One of Literature's biggest problems, as can be seen even from the Area 51 stats, is the unanswered questions. At the time of writing, we have 138 questions with no upvoted or accepted answers, out of only 575 questions total.1 A very significant proportion of our questions just aren't getting answers - perhaps because not enough people have read the works being asked about, or because those who have miss the question, or because people simply aren't motivated enough.
In an effort to eliminate at least the third reason, and perhaps the second too, I suggest we try to come up with some kind of system to reward people for answering older unanswered questions.
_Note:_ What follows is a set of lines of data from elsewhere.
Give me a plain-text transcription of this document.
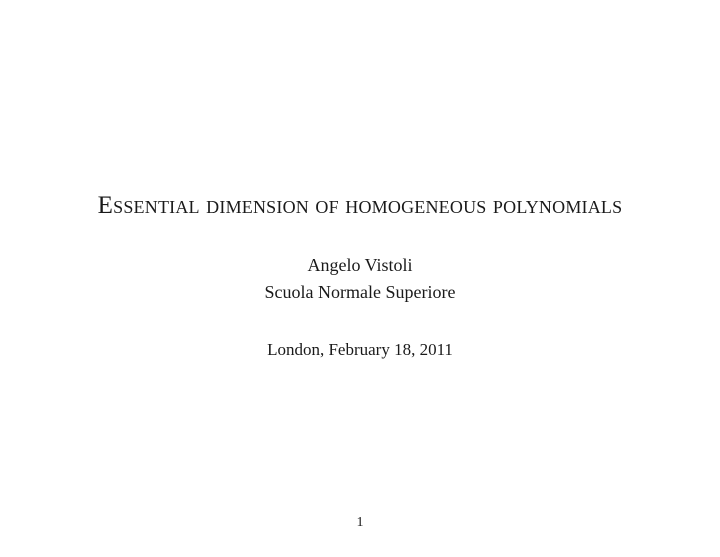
Essential dimension of homogeneous polynomials
Angelo Vistoli
Scuola Normale Superiore
London, February 18, 2011
1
The most obvious way to do this would be by a bounty, but I don't think we should narrow attention too much by just starting a bounty on one specific question.
- Perhaps we could compose a list of unanswered questions, and promise to award a bounty every
<
time period>
- fortnight? month? - to the highest-voted (or a random but positive-scoring) answer to a question from this list. The list would be updated each time a bounty was awarded. - Perhaps we could decide that an answer would only be eligible if there was a certain time period between the question and the answer, in the spirit of the Revival and Necromancer badges.
A similar idea has been tried on the sister site Movies & TV, where it seems to have been working well.
Of course, for a bounty system we'd need to have a few people willing to give up their rep for this noble cause. I'm happy to be one of them, but not sure if I'd want to be the only one. Perhaps the relative lack of rep so far on this new site means we should wait a while to implement a bounty system, and in the interim come up with some other reward system.
Thoughts? Ideas? Criticisms? Discuss!
1 Please don't keep editing this question as these statistics change. The point stands, regardless of the precise figures.